Chapter 12. Set Analysis and Point In Time Reporting

Comparing performance metrics over a period of time is one of the most fundamental tasks expected from any BI solution. There are a few ways to deliver these sort of comparisons in QlikView, but the most flexible and dynamic ones involve the use of Set Analysis. Set Analysis, by itself, is a powerful tool that can be used for not only for Point In Time Reporting, but for many other complex calculations.

In this chapter, we will expand on what we've learned from all of the previous chapters, and introduce the following new concepts:

  • Set Analysis and modified record sets
  • Point In Time Reporting
  • Comparative analysis with alternate states

We will approach these topics with the use of some practical examples. Given the harshness of the syntax we are going to use, and the complexity of the expressions that can be built with Set Analysis, we recommend you to have a lot of patience and dedication to the subject at hand. Even with the best reference material, Set Analysis can take a while to master—so don't lose heart!

The magic of Set Analysis

We will now introduce one of the most powerful tools you, as a developer, have at your disposal when creating QlikView documents. We must say upfront that, as with anything, the excessive use of Set Analysis in chart expressions can yield poor performance or low response times. However, we should also know that, when used effectively, it can have a positive impact in both performance and user experience.

In this section, we will cover topics such as when to use Set Analysis, why you should use it, what the correct syntax is, and we will provide common examples and several tips and tricks for maximizing performance as well.

What is it for?

Set Analysis is a great feature in QlikView that lets you, as a developer, take control over what your charts display and allows calculations that wouldn't be possible otherwise, at least not as dynamically. To understand its inner workings, we can compare it to how selections that are made using listboxes work.

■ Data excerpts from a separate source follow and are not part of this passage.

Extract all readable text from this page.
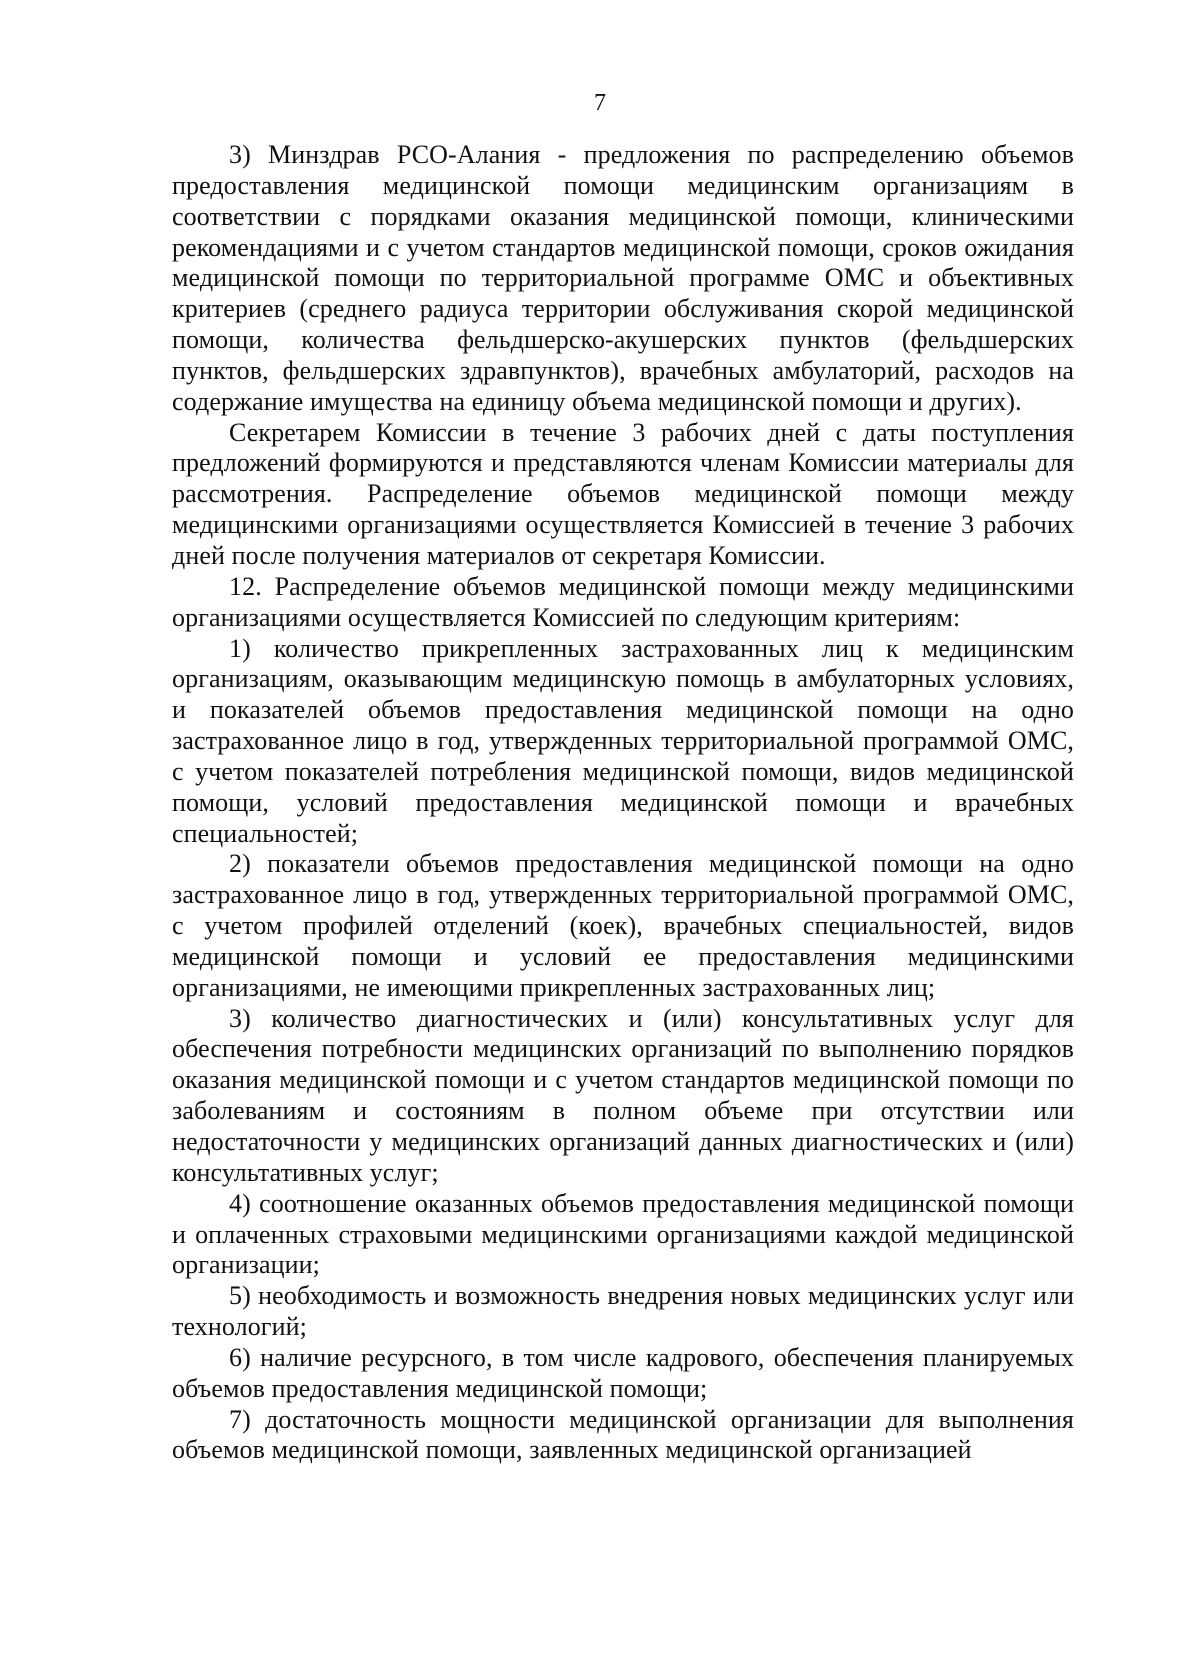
7

3) Минздрав РСО-Алания - предложения по распределению объемов предоставления медицинской помощи медицинским организациям в соответствии с порядками оказания медицинской помощи, клиническими рекомендациями и с учетом стандартов медицинской помощи, сроков ожидания медицинской помощи по территориальной программе ОМС и объективных критериев (среднего радиуса территории обслуживания скорой медицинской помощи, количества фельдшерско-акушерских пунктов (фельдшерских пунктов, фельдшерских здравпунктов), врачебных амбулаторий, расходов на содержание имущества на единицу объема медицинской помощи и других).

Секретарем Комиссии в течение 3 рабочих дней с даты поступления предложений формируются и представляются членам Комиссии материалы для рассмотрения. Распределение объемов медицинской помощи между медицинскими организациями осуществляется Комиссией в течение 3 рабочих дней после получения материалов от секретаря Комиссии.

12. Распределение объемов медицинской помощи между медицинскими организациями осуществляется Комиссией по следующим критериям:

1) количество прикрепленных застрахованных лиц к медицинским организациям, оказывающим медицинскую помощь в амбулаторных условиях, и показателей объемов предоставления медицинской помощи на одно застрахованное лицо в год, утвержденных территориальной программой ОМС, с учетом показателей потребления медицинской помощи, видов медицинской помощи, условий предоставления медицинской помощи и врачебных специальностей;

2) показатели объемов предоставления медицинской помощи на одно застрахованное лицо в год, утвержденных территориальной программой ОМС, с учетом профилей отделений (коек), врачебных специальностей, видов медицинской помощи и условий ее предоставления медицинскими организациями, не имеющими прикрепленных застрахованных лиц;

3) количество диагностических и (или) консультативных услуг для обеспечения потребности медицинских организаций по выполнению порядков оказания медицинской помощи и с учетом стандартов медицинской помощи по заболеваниям и состояниям в полном объеме при отсутствии или недостаточности у медицинских организаций данных диагностических и (или) консультативных услуг;

4) соотношение оказанных объемов предоставления медицинской помощи и оплаченных страховыми медицинскими организациями каждой медицинской организации;

5) необходимость и возможность внедрения новых медицинских услуг или технологий;

6) наличие ресурсного, в том числе кадрового, обеспечения планируемых объемов предоставления медицинской помощи;

7) достаточность мощности медицинской организации для выполнения объемов медицинской помощи, заявленных медицинской организацией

With UI selections, we can say that whatever is selected affects the entire document, and all of the charts only display information associated with the set of data corresponding to those selections; plain and simple. In a way, that is basically what Set Analysis does. It restricts, predefines, or extends the set of data that charts base their calculations on. Using a set expression, we can, for instance, specify that a certain chart should perform an aggregation only based on records that meet a set of criteria in certain fields (for example, Region A and Region B from the Region field), even if the non-matching values are part of the user's selected record set. We can also use Set Analysis to expand the selections made by the user to show, for example, results of the previous year even when it has not been actually selected. For example, when the user selects the year 2012 and a table displays data for 2012 in one column and 2011 in the other.

Note

The modified record set specified in a set expression affects only the expression in which it is being used, not the entire document.

That is the whole concept. However, it is sometimes not as simple to tell our chart to "show the numbers of the previous year/month/period" as it would be using selections. In Set Analysis, we need to specify the modified record set using an expression with the correct syntax.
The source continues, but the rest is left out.